Georges Le Guelte, directeur de recherche auprès de l'Institut de relations internationales et stratégiques (Iris), ancien adjoint au directeur des relations internationales du Commissariat à l'énergie atomique, responsable du Club nucléaire.
Que vous inspire l'essai nucléaire nord-coréen ?
Le régime de Pyongyang a démontré hier qu'il était en mesure de développer un arsenal d'armes nucléaires. C'est assez regrettable, car cela fait des années que les Nord-Coréens font avancer leur programme, et que l'on ne fait rien pour les en empêcher. Depuis des années, nos informations nous indiquaient que ce pays disposait de suffisamment de plutonium pour construire entre deux et six armes.
Ont-ils été aidés dans cette élaboration ?
Oui. Il est possible qu'ils aient bénéficié de l'aide d'Abdul Kader Khan (père de la bombe atomique pakistanaise, ndlr), ainsi que des plans d'une bombe chinoise que le Pakistan a reçus de la Chine en 1985. En somme, la Corée du Nord disposait d'assez d'éléments pour mettre au point cette bombe.

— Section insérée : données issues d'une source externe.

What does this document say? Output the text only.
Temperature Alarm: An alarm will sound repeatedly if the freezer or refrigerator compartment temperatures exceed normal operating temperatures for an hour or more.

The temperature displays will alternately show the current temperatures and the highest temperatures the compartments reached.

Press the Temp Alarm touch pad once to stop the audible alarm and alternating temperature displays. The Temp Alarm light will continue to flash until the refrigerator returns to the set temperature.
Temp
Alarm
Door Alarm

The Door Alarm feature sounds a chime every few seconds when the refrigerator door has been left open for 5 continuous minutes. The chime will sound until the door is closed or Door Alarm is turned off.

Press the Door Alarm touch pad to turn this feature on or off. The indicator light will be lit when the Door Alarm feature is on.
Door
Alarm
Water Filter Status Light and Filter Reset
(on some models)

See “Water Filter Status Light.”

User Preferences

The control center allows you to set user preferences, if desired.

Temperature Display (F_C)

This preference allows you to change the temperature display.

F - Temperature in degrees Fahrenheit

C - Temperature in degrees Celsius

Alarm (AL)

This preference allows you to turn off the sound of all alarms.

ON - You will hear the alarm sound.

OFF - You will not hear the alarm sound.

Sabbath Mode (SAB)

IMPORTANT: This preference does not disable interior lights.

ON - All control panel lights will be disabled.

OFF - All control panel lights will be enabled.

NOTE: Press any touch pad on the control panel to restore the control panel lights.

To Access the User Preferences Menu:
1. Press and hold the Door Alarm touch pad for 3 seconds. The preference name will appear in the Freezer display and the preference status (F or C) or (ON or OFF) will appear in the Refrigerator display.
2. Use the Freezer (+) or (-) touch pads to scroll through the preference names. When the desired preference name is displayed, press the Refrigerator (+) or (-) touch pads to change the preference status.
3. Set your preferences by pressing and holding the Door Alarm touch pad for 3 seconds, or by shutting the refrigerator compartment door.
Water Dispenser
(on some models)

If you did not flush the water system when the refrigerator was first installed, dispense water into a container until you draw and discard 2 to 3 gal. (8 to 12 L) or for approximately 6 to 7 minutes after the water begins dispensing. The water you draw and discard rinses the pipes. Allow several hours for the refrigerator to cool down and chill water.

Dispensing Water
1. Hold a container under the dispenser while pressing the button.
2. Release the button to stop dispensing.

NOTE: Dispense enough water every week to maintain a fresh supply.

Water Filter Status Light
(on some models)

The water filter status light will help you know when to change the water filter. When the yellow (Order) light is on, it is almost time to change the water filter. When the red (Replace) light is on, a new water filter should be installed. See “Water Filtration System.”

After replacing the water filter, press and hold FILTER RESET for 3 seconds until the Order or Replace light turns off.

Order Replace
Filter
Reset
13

Comment expliquez l'inaction de la communauté internationale dans ce dossier ?
Voilà le vrai problème. Les Etats-Unis ont préféré jouer la carte de la menace de représailles liées à leur propre arsenal. Il aurait été plus judicieux d'instaurer un dialogue, comme les Américains l'ont fait avec la Libye. Il fallait faire la proposition suivante : demander aux Nord-Coréens d'arrêter leur programme nucléaire, et en échange, lever les sanctions et rétablir les relations diplomatiques. Mais, en période de campagne électorale, cette attitude n'aurait guère plu à l'aile conservatrice américaine.

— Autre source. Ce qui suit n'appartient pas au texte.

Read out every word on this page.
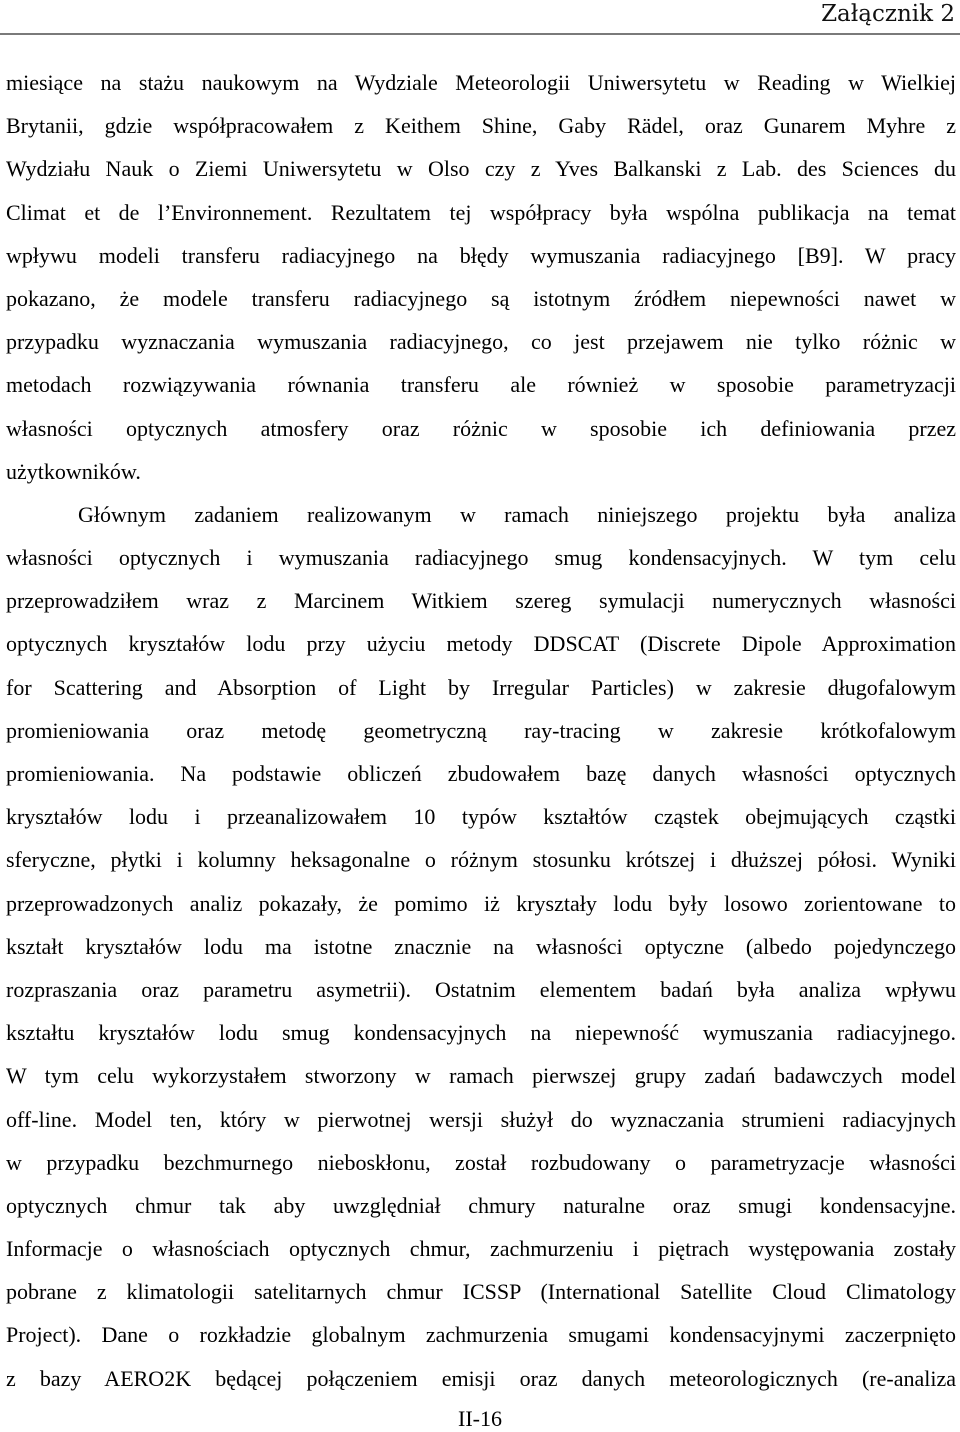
Załącznik 2
miesiące na stażu naukowym na Wydziale Meteorologii Uniwersytetu w Reading w Wielkiej
Brytanii, gdzie współpracowałem z Keithem Shine, Gaby Rädel, oraz Gunarem Myhre z
Wydziału Nauk o Ziemi Uniwersytetu w Olso czy z Yves Balkanski z Lab. des Sciences du
Climat et de l’Environnement. Rezultatem tej współpracy była wspólna publikacja na temat
wpływu modeli transferu radiacyjnego na błędy wymuszania radiacyjnego [B9]. W pracy
pokazano, że modele transferu radiacyjnego są istotnym źródłem niepewności nawet w
przypadku wyznaczania wymuszania radiacyjnego, co jest przejawem nie tylko różnic w
metodach rozwiązywania równania transferu ale również w sposobie parametryzacji
własności optycznych atmosfery oraz różnic w sposobie ich definiowania przez
użytkowników.
Głównym zadaniem realizowanym w ramach niniejszego projektu była analiza
własności optycznych i wymuszania radiacyjnego smug kondensacyjnych. W tym celu
przeprowadziłem wraz z Marcinem Witkiem szereg symulacji numerycznych własności
optycznych kryształów lodu przy użyciu metody DDSCAT (Discrete Dipole Approximation
for Scattering and Absorption of Light by Irregular Particles) w zakresie długofalowym
promieniowania oraz metodę geometryczną ray-tracing w zakresie krótkofalowym
promieniowania. Na podstawie obliczeń zbudowałem bazę danych własności optycznych
kryształów lodu i przeanalizowałem 10 typów kształtów cząstek obejmujących cząstki
sferyczne, płytki i kolumny heksagonalne o różnym stosunku krótszej i dłuższej półosi. Wyniki
przeprowadzonych analiz pokazały, że pomimo iż kryształy lodu były losowo zorientowane to
kształt kryształów lodu ma istotne znacznie na własności optyczne (albedo pojedynczego
rozpraszania oraz parametru asymetrii). Ostatnim elementem badań była analiza wpływu
kształtu kryształów lodu smug kondensacyjnych na niepewność wymuszania radiacyjnego.
W tym celu wykorzystałem stworzony w ramach pierwszej grupy zadań badawczych model
off-line. Model ten, który w pierwotnej wersji służył do wyznaczania strumieni radiacyjnych
w przypadku bezchmurnego nieboskłonu, został rozbudowany o parametryzacje własności
optycznych chmur tak aby uwzględniał chmury naturalne oraz smugi kondensacyjne.
Informacje o własnościach optycznych chmur, zachmurzeniu i piętrach występowania zostały
pobrane z klimatologii satelitarnych chmur ICSSP (International Satellite Cloud Climatology
Project). Dane o rozkładzie globalnym zachmurzenia smugami kondensacyjnymi zaczerpnięto
z bazy AERO2K będącej połączeniem emisji oraz danych meteorologicznych (re-analiza
II-16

Quels sont les risques immédiats à craindre dans la péninsule asiatique ?
Au Japon, en Corée du Sud, à Taïwan, les fractions nationalistes de l'opinion vont se faire entendre et demander que l'on augmente les crédits de défense, afin d'acheter de nouveaux équipements d'armements. Mais, le plus grave, c'est qu'il n'est pas acquis que la Japon s'interdise dorénavant de fabriquer des armes nucléaires.